Glimmer of LGBT hope in Kenya’s anti-AIDS fight

Kisumu location in Kenya. (Map courtesy of Google Maps)
Kisumu location in Kenya. (Map courtesy of Google Maps)

“LGBT people find it hard, almost impossible to access medical services,” says one activist serving Kenya’s lesbian, gay, bisexual and transgender population. “The situation is very grave. No one seems to care about preserving the lives of LGBT people in Kenya.”

But several anti-AIDS initiatives in Kenya is trying to disprove that depressing conclusion. One new effort is in northwestern Kenya,  NPR reports:

Mutisiya Leonard, who runs an HIV prevention, treatment and support program for men who have sex with men in northwestern Kenya, says homosexuality is so stigmatized in Africa that many men don’t want to refer to themselves as gay. This makes reaching them with safe-sex messages and HIV-prevention campaigns difficult. These men are reluctant to seek medical care for sexually transmitted diseases, he says, and they don’t want to get tested for HIV.

In order to address HIV in any community, health workers need to be able to get people to talk frankly and honestly about their sex lives. But Leonard says gay men in Kenya face stigma, discrimination, violence and even jail if they come out of the closet. “The fear of the law, the fear of arrest makes it difficult for people to be open about it,” he says.

Leonard runs the small health center called the Kisumu Initiative for Positive Empowerment, or KIPE, where a small staff provides AIDS education, HIV screening and counseling, along with church services, martial-arts training and karaoke nights.

Under Kenyan law, male homosexual activity is punishable by up to seven years in prison.

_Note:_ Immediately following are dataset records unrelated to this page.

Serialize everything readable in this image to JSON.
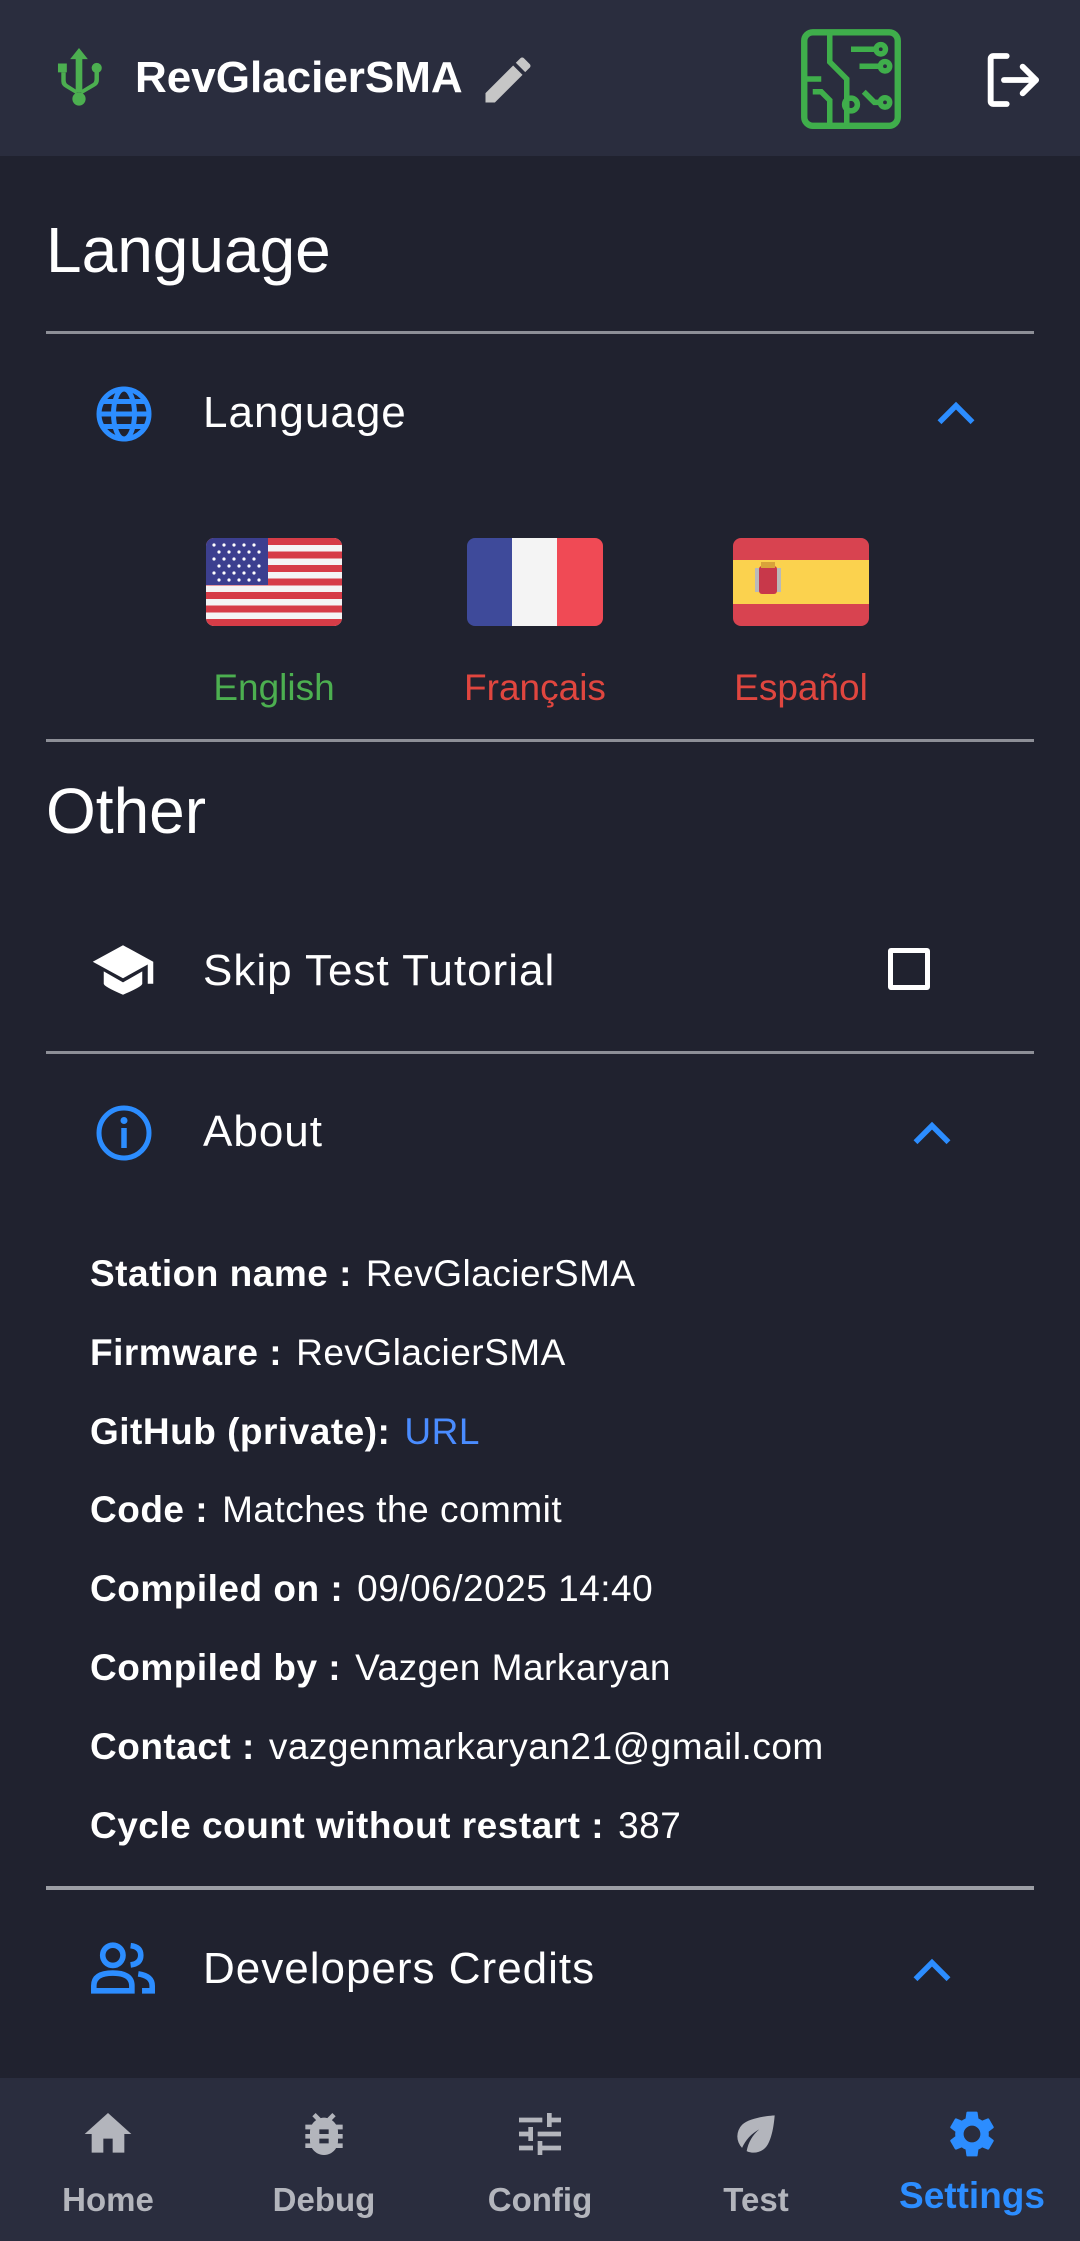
{
  "header": {
    "station_title": "RevGlacierSMA",
    "icons": {
      "connection": "usb-icon",
      "edit": "pencil-icon",
      "board": "circuit-board-icon",
      "logout": "logout-icon"
    }
  },
  "language_section": {
    "title": "Language",
    "panel_label": "Language",
    "options": [
      {
        "label": "English",
        "color": "#4caf50",
        "flag": "us-flag"
      },
      {
        "label": "Français",
        "color": "#e0463f",
        "flag": "france-flag"
      },
      {
        "label": "Español",
        "color": "#e0463f",
        "flag": "spain-flag"
      }
    ]
  },
  "other_section": {
    "title": "Other",
    "skip_tutorial_label": "Skip Test Tutorial",
    "skip_tutorial_checked": false,
    "about_label": "About",
    "about": [
      {
        "key": "Station name :",
        "value": "RevGlacierSMA"
      },
      {
        "key": "Firmware :",
        "value": "RevGlacierSMA"
      },
      {
        "key": "GitHub (private):",
        "value": "URL"
      },
      {
        "key": "Code :",
        "value": "Matches the commit"
      },
      {
        "key": "Compiled on :",
        "value": "09/06/2025 14:40"
      },
      {
        "key": "Compiled by :",
        "value": "Vazgen Markaryan"
      },
      {
        "key": "Contact :",
        "value": "vazgenmarkaryan21@gmail.com"
      },
      {
        "key": "Cycle count without restart :",
        "value": "387"
      }
    ],
    "credits_label": "Developers Credits"
  },
  "bottom_nav": [
    {
      "label": "Home",
      "icon": "home-icon"
    },
    {
      "label": "Debug",
      "icon": "bug-icon"
    },
    {
      "label": "Config",
      "icon": "sliders-icon"
    },
    {
      "label": "Test",
      "icon": "leaf-icon"
    },
    {
      "label": "Settings",
      "icon": "gear-icon",
      "active": true
    }
  ],
  "colors": {
    "accent": "#2c8dff",
    "background": "#20222f",
    "bar": "#2a2d3e",
    "green": "#4caf50"
  }
}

Such laws brand LGBT people as criminals, which makes them reluctant to be open about their sexuality and to seek medical care, activists say. The secretive nature of their relationships creates an environment where HIV can flourish, NPR says:

Leonard says many men hide in marriages and cover up their secret lives with girlfriends.

“When they’re mobile, they could have a Nairobi boyfriend and a Mombasa boyfriend and a Kisumu boyfriend and girlfriends in each of those towns to cover it up,” he says. “So multiple concurrent partnerships increase their risk and vulnerability.”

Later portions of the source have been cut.